In spite of long-standing efforts to prevent and treat tuberculosis, this disease remains a major public health concern. It is estimated that nearly a third of the human population is infected by its causal agent: Mycobacterium tuberculosis (Dye et al., 1999). Adaptation to the various conditions encountered by this pathogen in the establishment of a successful infection is thought to require a strict gene expression program. In prokaryotes, much of this control is obtained at the transcriptional level. Bacterial core RNA polymerase (RNAP) is composed of five subunits (α2ββ′ω) (Gruber & Gross, 2003). An additional subunit, the σ factor (σ), associates with RNAP and provides the promoter recognition function to the holoenzyme complex, thus allowing the expression of a particular group of genes (Gruber & Gross, 2003). Thirteen σ factors are encoded in the genome of M. tuberculosis (Cole et al., 1998). Although some have been characterized, much remains to be determined about their physiological roles and promoter recognition specificities (Manganelli et al., 2004). Furthermore, over 140 putative transcriptional regulators are presumably involved in gene expression modulation in this pathogen (Manganelli et al., 2004).
In vitro transcription assays have been extensively used in the study of transcription regulation in prokaryotes. They provide many mechanistic insights and faithfully mimic many aspects of in vivo transcription. Most importantly, in vitro transcription allows a direct investigation as to the role of RNAP, σ factor(s), promoter DNA or any regulator(s) that may contribute to the expression of a gene of interest. However, these studies may require large amounts of high-quality RNAP that can be difficult to obtain. A major difficulty in RNAP purification lies in complete elimination of contaminating σ factors. Biosafety concerns may also arise if large amounts of pathogenic microorganisms have to be grown in order to proceed with the purification. To circumvent these potential problems, some researchers have used commercially available Escherichia coli RNAP to study transcriptional regulation in other bacteria (Raman et al., 2001; Song et al., 2003; Sun et al., 2004). Such shortcomings could have important consequences as important protein–protein interactions may not be conserved between species (Steffen & Ullmann, 1998; Mencia et al., 1998; Lohrke et al., 1999). Moreover, RNAP from different bacterial species may have distinct properties (Artsimovitch et al., 2000).
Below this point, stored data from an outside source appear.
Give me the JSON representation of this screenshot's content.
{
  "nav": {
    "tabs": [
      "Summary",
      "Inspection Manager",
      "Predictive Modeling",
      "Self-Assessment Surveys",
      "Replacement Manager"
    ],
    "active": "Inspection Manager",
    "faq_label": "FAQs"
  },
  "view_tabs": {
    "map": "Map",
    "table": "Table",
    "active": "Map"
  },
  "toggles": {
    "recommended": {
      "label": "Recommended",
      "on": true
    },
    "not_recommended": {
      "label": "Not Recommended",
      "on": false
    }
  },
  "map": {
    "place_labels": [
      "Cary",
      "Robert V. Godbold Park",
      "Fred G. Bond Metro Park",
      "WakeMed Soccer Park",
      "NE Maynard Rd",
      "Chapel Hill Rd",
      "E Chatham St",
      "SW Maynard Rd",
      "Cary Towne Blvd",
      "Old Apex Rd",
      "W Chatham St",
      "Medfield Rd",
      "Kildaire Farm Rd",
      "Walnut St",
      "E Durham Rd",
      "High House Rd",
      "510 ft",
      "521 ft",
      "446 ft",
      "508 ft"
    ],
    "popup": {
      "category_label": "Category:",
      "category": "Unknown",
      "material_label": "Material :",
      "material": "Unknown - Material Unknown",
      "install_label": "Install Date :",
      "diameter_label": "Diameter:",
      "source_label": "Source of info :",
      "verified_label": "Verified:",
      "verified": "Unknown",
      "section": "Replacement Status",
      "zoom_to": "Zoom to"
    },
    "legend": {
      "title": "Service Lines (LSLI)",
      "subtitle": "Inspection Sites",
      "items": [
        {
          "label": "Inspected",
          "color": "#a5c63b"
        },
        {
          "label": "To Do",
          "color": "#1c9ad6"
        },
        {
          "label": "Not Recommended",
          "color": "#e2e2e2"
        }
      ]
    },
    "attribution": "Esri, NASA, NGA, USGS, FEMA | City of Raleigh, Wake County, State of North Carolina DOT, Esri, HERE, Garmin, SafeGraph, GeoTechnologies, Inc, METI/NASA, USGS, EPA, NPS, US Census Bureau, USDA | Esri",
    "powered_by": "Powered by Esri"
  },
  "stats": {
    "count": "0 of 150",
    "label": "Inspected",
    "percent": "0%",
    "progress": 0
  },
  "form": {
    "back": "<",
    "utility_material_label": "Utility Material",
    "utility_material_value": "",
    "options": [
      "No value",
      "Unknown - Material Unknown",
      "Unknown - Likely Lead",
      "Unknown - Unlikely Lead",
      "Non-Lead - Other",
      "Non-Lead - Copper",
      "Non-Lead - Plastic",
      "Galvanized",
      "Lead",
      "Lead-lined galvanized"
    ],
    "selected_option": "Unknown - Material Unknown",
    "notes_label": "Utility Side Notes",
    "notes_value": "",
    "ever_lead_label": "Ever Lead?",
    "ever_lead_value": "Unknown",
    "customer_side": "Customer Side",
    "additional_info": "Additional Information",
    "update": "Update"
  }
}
Using recombinant proteins to reconstitute a functional enzyme is an interesting alternative to conventional RNAP purification from crude extracts (Tang et al., 1995). The procedure is fast, does not require biosafety containment facilities and yields a σ factor-free preparation. Moreover, hybrid RNAP can easily be generated, and mutations that could otherwise be lethal or could severely impair bacterial growth can be introduced in any of the proteins (Tang et al., 1995; Peck et al., 2002). This work describes the preparation and the use of a recombinant in vitro transcription system for the study of gene expression regulation in M. tuberculosis.